Autant que je m’en souvienne, je les ai toujours sentis rôdant pas loin..
La journée, ils me laissaient tranquille, je les oubliais presque, mais dès que le soleil se couchait je pouvait entendre à nouveau leurs chuchotements près de mon oreille, le frôlement de leur corps sans consistance contre les murs.
Je sentais leur présence dans mon dos, et la partie reptilienne de mon cerveau était alors immédiatement en alerte.
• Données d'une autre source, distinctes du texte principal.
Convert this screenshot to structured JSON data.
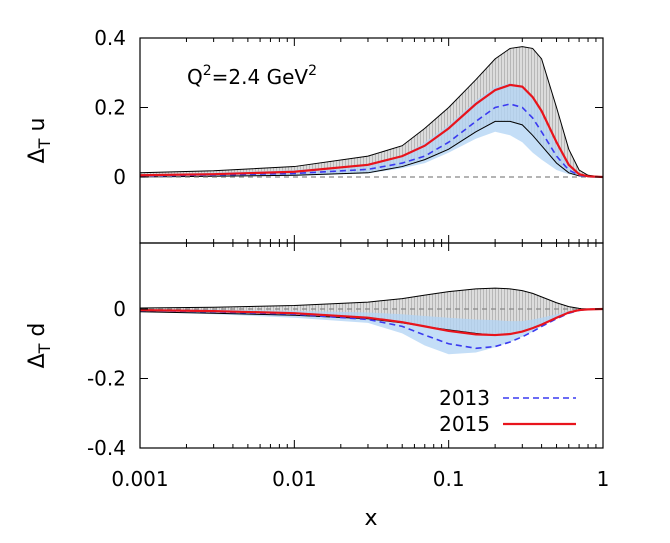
{
  "chart_data": {
    "type": "line",
    "xlabel": "x",
    "xscale": "log",
    "xlim": [
      0.001,
      1
    ],
    "xticks": [
      {
        "value": 0.001,
        "label": "0.001"
      },
      {
        "value": 0.01,
        "label": "0.01"
      },
      {
        "value": 0.1,
        "label": "0.1"
      },
      {
        "value": 1,
        "label": "1"
      }
    ],
    "legend": {
      "location": "lower-right",
      "entries": [
        {
          "label": "2013",
          "style": "dashed",
          "color": "#3a3af0"
        },
        {
          "label": "2015",
          "style": "solid",
          "color": "#e8141c"
        }
      ]
    },
    "colors": {
      "band_2013": "#b4d5f5",
      "band_2015": "#c8c8c8",
      "line_2013": "#3a3af0",
      "line_2015": "#e8141c",
      "zero_line": "#888888"
    },
    "panels": [
      {
        "name": "upper",
        "ylabel_main": "Δ",
        "ylabel_sub": "T",
        "ylabel_tail": " u",
        "ylim": [
          -0.19,
          0.4
        ],
        "yticks": [
          {
            "value": 0,
            "label": "0"
          },
          {
            "value": 0.2,
            "label": "0.2"
          },
          {
            "value": 0.4,
            "label": "0.4"
          }
        ],
        "annotation": {
          "base": "Q",
          "sup1": "2",
          "mid": "=2.4 GeV",
          "sup2": "2"
        },
        "x": [
          0.001,
          0.003,
          0.01,
          0.03,
          0.05,
          0.07,
          0.1,
          0.15,
          0.2,
          0.25,
          0.3,
          0.35,
          0.4,
          0.5,
          0.6,
          0.7,
          0.8,
          1.0
        ],
        "series": [
          {
            "name": "2015",
            "values": [
              0.005,
              0.008,
              0.015,
              0.035,
              0.06,
              0.09,
              0.14,
              0.21,
              0.25,
              0.265,
              0.26,
              0.23,
              0.19,
              0.1,
              0.035,
              0.008,
              0.002,
              0.0
            ]
          },
          {
            "name": "2013",
            "values": [
              0.003,
              0.006,
              0.01,
              0.022,
              0.04,
              0.06,
              0.1,
              0.16,
              0.2,
              0.21,
              0.2,
              0.17,
              0.13,
              0.06,
              0.02,
              0.005,
              0.001,
              0.0
            ]
          }
        ],
        "bands": [
          {
            "name": "2015",
            "upper": [
              0.012,
              0.018,
              0.03,
              0.06,
              0.09,
              0.14,
              0.2,
              0.28,
              0.34,
              0.37,
              0.375,
              0.37,
              0.34,
              0.2,
              0.08,
              0.02,
              0.005,
              0.0
            ],
            "lower": [
              0.0,
              0.002,
              0.005,
              0.012,
              0.03,
              0.05,
              0.08,
              0.13,
              0.16,
              0.16,
              0.15,
              0.12,
              0.09,
              0.04,
              0.012,
              0.003,
              0.001,
              0.0
            ]
          },
          {
            "name": "2013",
            "upper": [
              0.008,
              0.012,
              0.02,
              0.035,
              0.06,
              0.1,
              0.15,
              0.22,
              0.26,
              0.27,
              0.26,
              0.23,
              0.18,
              0.09,
              0.035,
              0.008,
              0.002,
              0.0
            ],
            "lower": [
              0.0,
              0.001,
              0.003,
              0.01,
              0.025,
              0.04,
              0.07,
              0.11,
              0.13,
              0.12,
              0.1,
              0.07,
              0.05,
              0.02,
              0.008,
              0.002,
              0.0,
              0.0
            ]
          }
        ]
      },
      {
        "name": "lower",
        "ylabel_main": "Δ",
        "ylabel_sub": "T",
        "ylabel_tail": " d",
        "ylim": [
          -0.4,
          0.19
        ],
        "yticks": [
          {
            "value": 0,
            "label": "0"
          },
          {
            "value": -0.2,
            "label": "-0.2"
          },
          {
            "value": -0.4,
            "label": "-0.4"
          }
        ],
        "x": [
          0.001,
          0.003,
          0.01,
          0.03,
          0.05,
          0.07,
          0.1,
          0.15,
          0.2,
          0.25,
          0.3,
          0.35,
          0.4,
          0.5,
          0.6,
          0.7,
          0.8,
          1.0
        ],
        "series": [
          {
            "name": "2015",
            "values": [
              -0.003,
              -0.006,
              -0.012,
              -0.025,
              -0.038,
              -0.05,
              -0.063,
              -0.073,
              -0.075,
              -0.072,
              -0.065,
              -0.055,
              -0.045,
              -0.025,
              -0.01,
              -0.003,
              -0.001,
              0.0
            ]
          },
          {
            "name": "2013",
            "values": [
              -0.004,
              -0.008,
              -0.015,
              -0.03,
              -0.05,
              -0.075,
              -0.1,
              -0.113,
              -0.108,
              -0.095,
              -0.08,
              -0.065,
              -0.05,
              -0.028,
              -0.012,
              -0.004,
              -0.001,
              0.0
            ]
          }
        ],
        "bands": [
          {
            "name": "2015",
            "upper": [
              0.003,
              0.005,
              0.01,
              0.02,
              0.03,
              0.04,
              0.05,
              0.058,
              0.06,
              0.058,
              0.053,
              0.045,
              0.035,
              0.018,
              0.007,
              0.002,
              0.0,
              0.0
            ],
            "lower": [
              -0.008,
              -0.012,
              -0.018,
              -0.028,
              -0.04,
              -0.05,
              -0.06,
              -0.07,
              -0.075,
              -0.072,
              -0.065,
              -0.055,
              -0.045,
              -0.025,
              -0.01,
              -0.003,
              -0.001,
              0.0
            ]
          },
          {
            "name": "2013",
            "upper": [
              -0.001,
              -0.002,
              -0.005,
              -0.01,
              -0.015,
              -0.02,
              -0.025,
              -0.03,
              -0.032,
              -0.035,
              -0.035,
              -0.03,
              -0.025,
              -0.015,
              -0.006,
              -0.002,
              0.0,
              0.0
            ],
            "lower": [
              -0.008,
              -0.015,
              -0.025,
              -0.04,
              -0.07,
              -0.105,
              -0.13,
              -0.125,
              -0.11,
              -0.095,
              -0.08,
              -0.065,
              -0.05,
              -0.028,
              -0.012,
              -0.004,
              -0.001,
              0.0
            ]
          }
        ]
      }
    ]
  }
}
Cela ne cessait vraiment qu’au lever du soleil où, épuisée, j’avais fini par m’endormir d’un sommeil lourd.
Ils n’avaient pas de nom, je n’avais pas voulu les nommer, les gardant le plus possible à distance de moi.
Leur présence chaque nuit, tourbillonnant autour de mon lit, venant lover les épines de leur corps au creux de mon cou, venait troubler mon sommeil d’enfant et perturbait ainsi mes journées.
Ils étaient ceux qui se cachaient dans l’ombre, ceux qui venaient réveiller mes pires angoisses, s’insinuaient dans mes rêves pour les transformer en cauchemars, et me tenaient éveillée des nuits durant, tremblante, les yeux écarquillés par la peur, brûlante de fièvre et n’osant pas me rendormir de peur de ne pas les voir arriver fondre sur moi.
Dès que j’étais seule, je les entendais marcher le long des murs, de leurs longues pattes d’araignées, tournant leur visages grimaçants vers moi.
Ils avaient faim et aimaient sentir ma frayeur et leur emprise sur moi, c’est cela qui les nourrissait et je pouvais presque les entendre jubiler quand je voyais le ciel s’assombrir à la nuit tombée et que je commençais à avoir du mal à ne pas trembler.
Eux, je ne les avais jamais réellement vu de mes yeux, je les imaginais, calquant sur eux les nombreuses images effrayantes de monstres que je voyais dans les films et les livres.
Ce sont leurs yeux, leurs griffes et leur démarche lente que je sentais en frissons et auxquels je donnais vie. En vérité ils étaient plus évanescents que cela, ils n’étaient peut-être même qu’une brume de peur plus que des êtres capables de me barrer la route.
Je ne sus jamais vraiment ce qu’il se serait passé si j’avais eu l’audace de leur faire face, j’étais toujours trop lâche pour oser faire un pas dans le noir et me laisser engloutir. Au contraire, je me roulais dans mes couverture, quitte à m’étouffer, préférant laisser passer l’angoisse, comme une tempête contre laquelle je ne pouvais rien, et au bout de quelques heures le silence revenait, ma respiration s’apaisait et je me rendormais.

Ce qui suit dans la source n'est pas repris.